Inputting the data in the first data format into a third neural network, and carrying out color processing on the data in the first data format by the third neural network; the third neural network comprises at least one convolution layer for color processing, and the step length of convolution kernel movement of the convolution layer is integral multiple of the minimum unit of the color arrangement mode of the data in the first data format; determining an output result of the third neural network as a second color processing result; inputting the second color processing result into a second neural network, and performing feature extraction on the second color processing result by the second neural network; determining the second neural network extracted features as the data features.

2. The method of claim 1, wherein the color processing the data in the first data format comprises:

3. The method of claim 1, wherein said color processing data in said first data format comprises:

4. The method according to claim 3, wherein the step size of the primary convolution processing is an integer multiple of a minimum unit of the color arrangement pattern of the data of the first data format.

5. The method of claim 1, wherein the step of performing feature extraction on the color processing result comprises:

6. The method according to claim 1, wherein the data in the first data format is data obtained by converting the acquired light source signal with the wavelength range of 380nm to 780nm and/or the acquired light source signal with the wavelength range of 780nm to 2500nm into a digital signal by an image acquisition device.

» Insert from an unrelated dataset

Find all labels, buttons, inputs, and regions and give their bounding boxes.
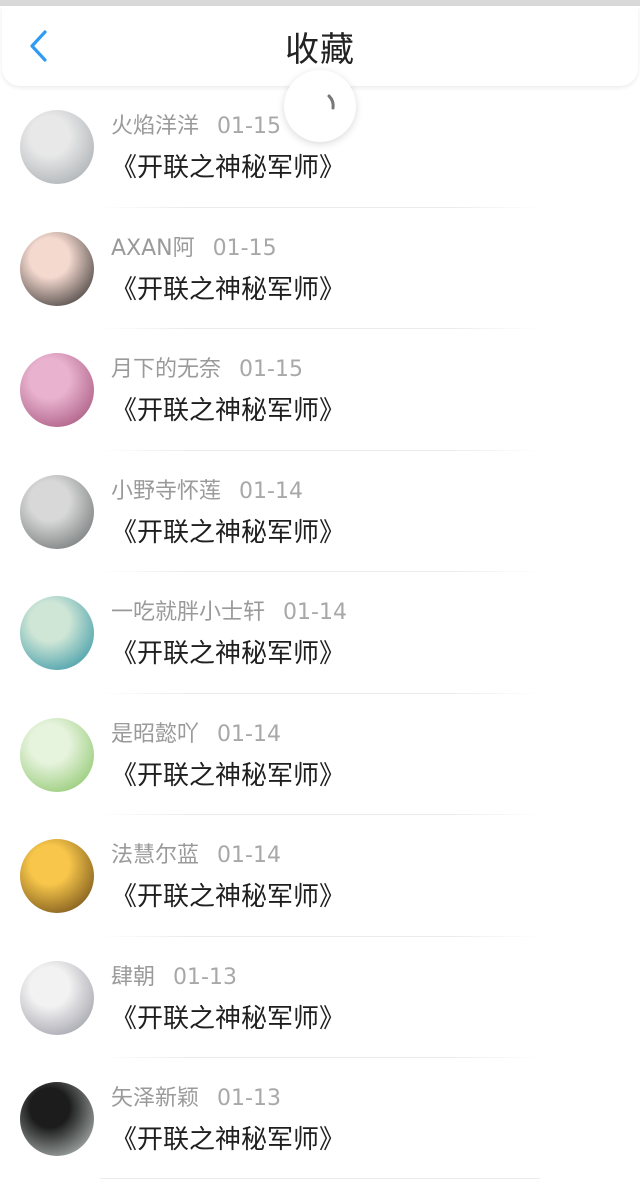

7. An image recognition apparatus, applied to an image device, the apparatus comprising an extraction module and a recognition module, wherein,

the identification module is used for carrying out intelligent identification processing on the data characteristics so as to identify target data;

or

Inputting the data in the first data format into a third neural network, and carrying out color processing on the data in the first data format by the third neural network; wherein the third neural network comprises at least one convolutional layer for color processing, and the step size of convolutional kernel movement of the convolutional layer is an integral multiple of the minimum unit of the color arrangement mode of the data in the first data format; determining an output result of the third neural network as a second color processing result; inputting the second color processing result into a second neural network, and performing feature extraction on the second color processing result by the second neural network; determining the second neural network extracted features as the data features.

8. The apparatus of claim 7, wherein the color processing of the data in the first data format comprises:

9. The apparatus of claim 7, wherein the color processing of the data in the first data format comprises:

10. The apparatus according to claim 9, wherein the step size of the primary convolution processing is an integer multiple of a minimum unit of the color arrangement pattern of the data of the first data format.

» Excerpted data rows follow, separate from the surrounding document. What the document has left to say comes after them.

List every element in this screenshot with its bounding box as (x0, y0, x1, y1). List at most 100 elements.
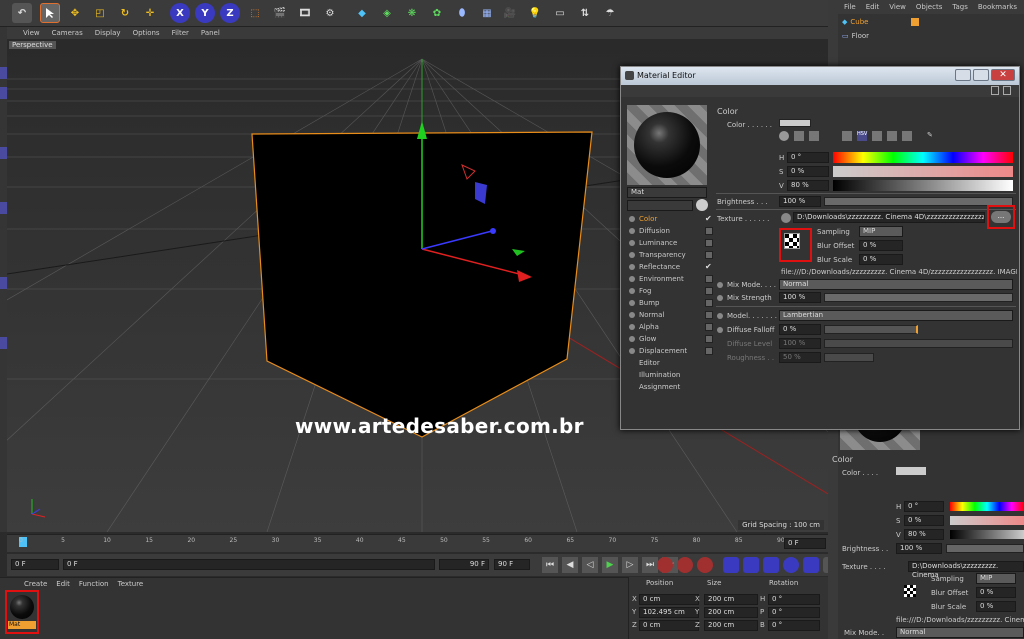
objmgr-menu-item[interactable]: Edit (866, 3, 880, 11)
mix-strength-slider[interactable] (824, 293, 1013, 302)
objmgr-menu-item[interactable]: File (844, 3, 856, 11)
rotate-icon[interactable]: ↻ (115, 3, 135, 23)
channel-checkbox[interactable]: ✔ (705, 215, 713, 223)
rotation-key-icon[interactable] (763, 557, 779, 573)
texture-path-field[interactable]: D:\Downloads\zzzzzzzzz. Cinema 4D\zzzzzz… (793, 212, 985, 223)
pla-key-icon[interactable] (803, 557, 819, 573)
attr-h-field[interactable]: 0 ° (904, 501, 944, 512)
channel-checkbox[interactable] (705, 251, 713, 259)
minimize-button[interactable] (955, 69, 971, 81)
world-coordinates-icon[interactable]: ⬚ (245, 3, 265, 23)
objmgr-menu-item[interactable]: Objects (916, 3, 942, 11)
channel-checkbox[interactable]: ✔ (705, 263, 713, 271)
roughness-slider[interactable] (824, 353, 874, 362)
material-search-field[interactable] (627, 200, 693, 211)
tool-slot-icon[interactable] (0, 202, 7, 214)
cube-primitive-icon[interactable]: ◆ (352, 3, 372, 23)
matmgr-menu-item[interactable]: Edit (56, 580, 70, 588)
end-frame-field[interactable]: 90 F (494, 559, 530, 570)
saturation-slider[interactable] (833, 166, 1013, 177)
viewport-menu-item[interactable]: Cameras (52, 29, 83, 37)
coord-size-field[interactable]: 200 cm (704, 594, 758, 605)
tool-slot-icon[interactable] (0, 337, 7, 349)
mix-mode-select[interactable]: Normal (779, 279, 1013, 290)
channel-checkbox[interactable] (705, 239, 713, 247)
play-icon[interactable]: ▶ (602, 557, 618, 573)
parameter-key-icon[interactable] (783, 557, 799, 573)
channel-glow[interactable]: Glow (627, 333, 713, 345)
color-wheel-icon[interactable] (779, 131, 789, 141)
channel-color[interactable]: Color ✔ (627, 213, 713, 225)
attr-s-field[interactable]: 0 % (904, 515, 944, 526)
goto-end-icon[interactable]: ⏭ (642, 557, 658, 573)
material-editor-titlebar[interactable]: Material Editor ✕ (621, 67, 1019, 85)
channel-checkbox[interactable] (705, 287, 713, 295)
keyframe-selection-icon[interactable] (697, 557, 713, 573)
end-frame-slider-field[interactable]: 90 F (439, 559, 489, 570)
attr-v-field[interactable]: 80 % (904, 529, 944, 540)
prev-frame-icon[interactable]: ◀ (562, 557, 578, 573)
matmgr-menu-item[interactable]: Create (24, 580, 47, 588)
viewport-menu-item[interactable]: Display (95, 29, 121, 37)
rgb-icon[interactable] (842, 131, 852, 141)
channel-diffusion[interactable]: Diffusion (627, 225, 713, 237)
channel-luminance[interactable]: Luminance (627, 237, 713, 249)
render-picture-viewer-icon[interactable]: 🎞 (295, 3, 315, 23)
channel-checkbox[interactable] (705, 299, 713, 307)
color-swatch[interactable] (779, 119, 811, 127)
lock-icon[interactable] (991, 86, 999, 95)
goto-start-icon[interactable]: ⏮ (542, 557, 558, 573)
channel-transparency[interactable]: Transparency (627, 249, 713, 261)
objmgr-menu-item[interactable]: View (889, 3, 906, 11)
section-editor[interactable]: Editor (639, 359, 660, 367)
object-row-cube[interactable]: ◆ Cube (842, 18, 920, 26)
objmgr-menu-item[interactable]: Tags (952, 3, 968, 11)
light-icon[interactable]: 💡 (525, 3, 545, 23)
channel-fog[interactable]: Fog (627, 285, 713, 297)
section-assignment[interactable]: Assignment (639, 383, 680, 391)
attr-brightness-field[interactable]: 100 % (896, 543, 942, 554)
swatches-icon[interactable] (902, 131, 912, 141)
y-axis-icon[interactable]: Y (195, 3, 215, 23)
matmgr-menu-item[interactable]: Function (79, 580, 109, 588)
maximize-button[interactable] (973, 69, 989, 81)
s-field[interactable]: 0 % (787, 166, 829, 177)
objmgr-menu-item[interactable]: Bookmarks (978, 3, 1017, 11)
coord-rotation-field[interactable]: 0 ° (768, 607, 820, 618)
scene-icon[interactable]: ▦ (477, 3, 497, 23)
camera-icon[interactable]: 🎥 (500, 3, 520, 23)
matmgr-menu-item[interactable]: Texture (118, 580, 144, 588)
sampling-select[interactable]: MIP (859, 226, 903, 237)
coord-position-field[interactable]: 102.495 cm (639, 607, 699, 618)
coord-position-field[interactable]: 0 cm (639, 594, 699, 605)
start-frame-field[interactable]: 0 F (11, 559, 59, 570)
play-reverse-icon[interactable]: ◁ (582, 557, 598, 573)
render-settings-icon[interactable]: ⚙ (320, 3, 340, 23)
record-key-icon[interactable] (657, 557, 673, 573)
value-slider[interactable] (833, 180, 1013, 191)
coord-rotation-field[interactable]: 0 ° (768, 620, 820, 631)
attr-brightness-slider[interactable] (946, 544, 1024, 553)
material-tag-icon[interactable] (911, 18, 920, 26)
environment-icon[interactable]: ⬮ (452, 3, 472, 23)
timeline-ruler[interactable]: 0 5 10 15 20 25 30 35 40 45 50 55 60 65 70 75 80 85 90 0 F (7, 534, 828, 552)
channel-checkbox[interactable] (705, 347, 713, 355)
new-window-icon[interactable] (1003, 86, 1011, 95)
snap-icon[interactable]: ⇅ (575, 3, 595, 23)
channel-reflectance[interactable]: Reflectance ✔ (627, 261, 713, 273)
channel-environment[interactable]: Environment (627, 273, 713, 285)
blur-scale-field[interactable]: 0 % (859, 254, 903, 265)
current-frame-field[interactable]: 0 F (784, 538, 826, 549)
eyedropper-icon[interactable]: ✎ (927, 131, 937, 141)
channel-displacement[interactable]: Displacement (627, 345, 713, 357)
tool-slot-icon[interactable] (0, 277, 7, 289)
viewport-menu-item[interactable]: Options (133, 29, 160, 37)
live-selection-icon[interactable] (40, 3, 60, 23)
diffuse-level-slider[interactable] (824, 339, 1013, 348)
render-view-icon[interactable]: 🎬 (270, 3, 290, 23)
channel-normal[interactable]: Normal (627, 309, 713, 321)
z-axis-icon[interactable]: Z (220, 3, 240, 23)
tool-slot-icon[interactable] (0, 67, 7, 79)
tool-slot-icon[interactable] (0, 147, 7, 159)
coord-size-field[interactable]: 200 cm (704, 607, 758, 618)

11. The apparatus of claim 7, wherein the process of extracting features from the color processing result comprises: carrying out convolution filtering processing on a color processing result to obtain a multi-channel characteristic diagram, carrying out at least one item of second processing on the multi-channel characteristic diagram, and determining a second processing result as an extracted characteristic; wherein the second processing comprises: compression processing, aggregation processing, and weighting processing.

12. The apparatus according to claim 7, wherein the data in the first data format is data obtained by converting the collected light source signal with a wavelength range of 380nm to 780nm and/or the light source signal with a wavelength range of 780nm to 2500nm into a digital signal by the image collecting device.

13. A computer-readable storage medium, on which a computer program is stored which, when being executed by a processor, carries out the steps of the method according to any one of claims 1 to 6.

14. An image apparatus comprising a memory, a processor and a computer program stored on the memory and executable on the processor, wherein the steps of the method of any one of claims 1 to 6 are implemented when the program is executed by the processor.